I finish my tea with trembling hands, my day ruined and the café spoilt. I don’t think I’ll come here again. I want to be back in the hidey hole of my flat but stumble outside in my ridiculously high heels that hurt like hell, leaving the money on the table. I light up, leaning over the promenade wall, one shaking hand sheltering the poor flickering flame in the other from the gusting wind. The persistent rain stings my face and I’m going to get drenched but I don’t care that much anymore. Only the seagulls keep me company. Mind you, they sound as if they’re laughing too.
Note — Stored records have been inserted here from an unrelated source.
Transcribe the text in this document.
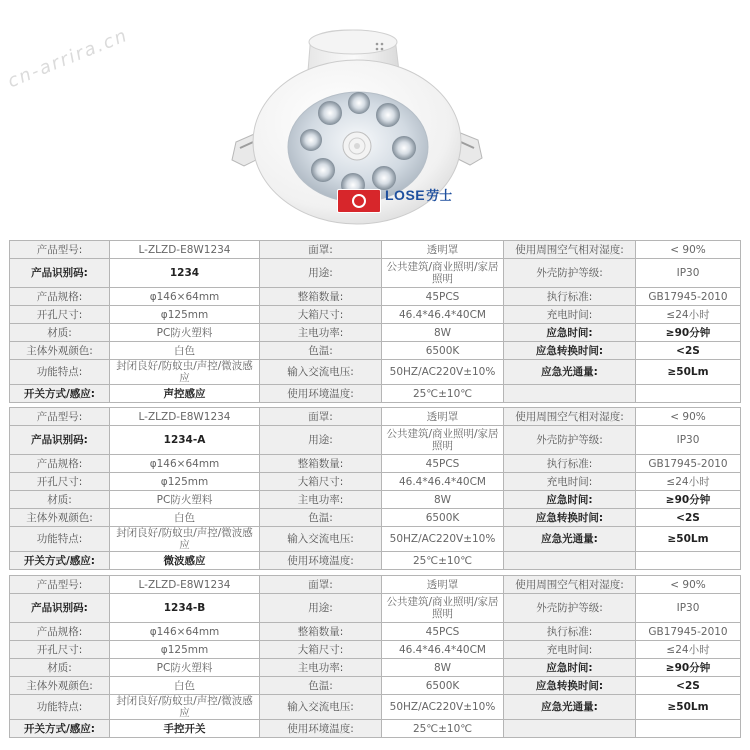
cn-arrira.cn
LOSE劳士
产品型号:	L-ZLZD-E8W1234	面罩:	透明罩	使用周围空气相对湿度:	< 90%
产品识别码:	1234	用途:	公共建筑/商业照明/家居照明	外壳防护等级:	IP30
产品规格:	φ146×64mm	整箱数量:	45PCS	执行标准:	GB17945-2010
开孔尺寸:	φ125mm	大箱尺寸:	46.4*46.4*40CM	充电时间:	≤24小时
材质:	PC防火塑料	主电功率:	8W	应急时间:	≥90分钟
主体外观颜色:	白色	色温:	6500K	应急转换时间:	<2S
功能特点:	封闭良好/防蚊虫/声控/微波感应	输入交流电压:	50HZ/AC220V±10%	应急光通量:	≥50Lm
开关方式/感应:	声控感应	使用环境温度:	25℃±10℃		
产品型号:	L-ZLZD-E8W1234	面罩:	透明罩	使用周围空气相对湿度:	< 90%
产品识别码:	1234-A	用途:	公共建筑/商业照明/家居照明	外壳防护等级:	IP30
产品规格:	φ146×64mm	整箱数量:	45PCS	执行标准:	GB17945-2010
开孔尺寸:	φ125mm	大箱尺寸:	46.4*46.4*40CM	充电时间:	≤24小时
材质:	PC防火塑料	主电功率:	8W	应急时间:	≥90分钟
主体外观颜色:	白色	色温:	6500K	应急转换时间:	<2S
功能特点:	封闭良好/防蚊虫/声控/微波感应	输入交流电压:	50HZ/AC220V±10%	应急光通量:	≥50Lm
开关方式/感应:	微波感应	使用环境温度:	25℃±10℃		
产品型号:	L-ZLZD-E8W1234	面罩:	透明罩	使用周围空气相对湿度:	< 90%
产品识别码:	1234-B	用途:	公共建筑/商业照明/家居照明	外壳防护等级:	IP30
产品规格:	φ146×64mm	整箱数量:	45PCS	执行标准:	GB17945-2010
开孔尺寸:	φ125mm	大箱尺寸:	46.4*46.4*40CM	充电时间:	≤24小时
材质:	PC防火塑料	主电功率:	8W	应急时间:	≥90分钟
主体外观颜色:	白色	色温:	6500K	应急转换时间:	<2S
功能特点:	封闭良好/防蚊虫/声控/微波感应	输入交流电压:	50HZ/AC220V±10%	应急光通量:	≥50Lm
开关方式/感应:	手控开关	使用环境温度:	25℃±10℃		
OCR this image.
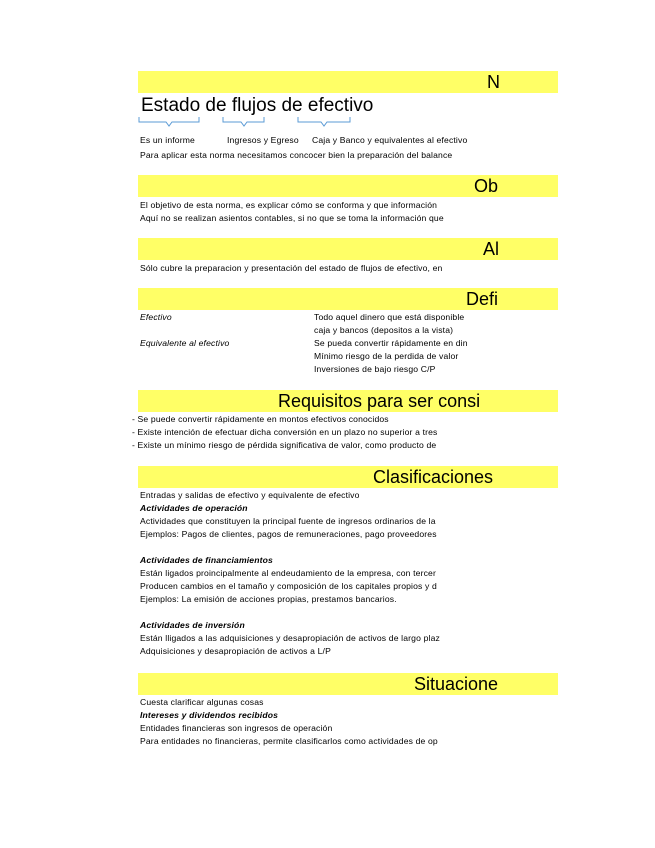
N
Estado de flujos de efectivo
Es un informe	Ingresos y Egreso	Caja y Banco y equivalentes al efectivo
Para aplicar esta norma necesitamos concocer bien la preparación del balance
Ob
El objetivo de esta norma, es explicar cómo se conforma y que información
Aquí no se realizan asientos contables, si no que se toma la información que
Al
Sólo cubre la preparacion y presentación del estado de flujos de efectivo, en
Defi
Efectivo	Todo aquel dinero que está disponible
caja y bancos (depositos a la vista)
Equivalente al efectivo	Se pueda convertir rápidamente en din
Mínimo riesgo de la perdida de valor
Inversiones de bajo riesgo C/P
Requisitos para ser consi
- Se puede convertir rápidamente en montos efectivos conocidos
- Existe intención de efectuar dicha conversión en un plazo no superior a tres
- Existe un mínimo riesgo de pérdida significativa de valor, como producto de
Clasificaciones
Entradas y salidas de efectivo y equivalente de efectivo
Actividades de operación
Actividades que constituyen la principal fuente de ingresos ordinarios de la
Ejemplos: Pagos de clientes, pagos de remuneraciones, pago proveedores
Actividades de financiamientos
Están ligados proincipalmente al endeudamiento de la empresa, con tercer
Producen cambios en el tamaño y composición de los capitales propios y d
Ejemplos: La emisión de acciones propias, prestamos bancarios.
Actividades de inversión
Están lligados a las adquisiciones y desapropiación de activos de largo plaz
Adquisiciones y desapropiación de activos a L/P
Situacione
Cuesta clarificar algunas cosas
Intereses y dividendos recibidos
Entidades financieras son ingresos de operación
Para entidades no financieras, permite clasificarlos como actividades de op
As I said, my name is Samantha now. Not Sam anymore. It’s nobody else’s business and I don’t harm anyone, not like those pervy DJs and TV presenters. And not everyone is cruel as my counsellor says. Even if your parents and siblings and all the rest of your family do cut you off. Perhaps you should go to London, Sam – anything goes there! But how can I do that without any money? At least I have my warm and quiet little flat here. My refuge, even if sometimes the four walls seem to talk back to me. I do believe or at least hope not everyone is cruel. After all, there is Sarah. But it’s hard to remember that when even the seagulls seem to shit on you.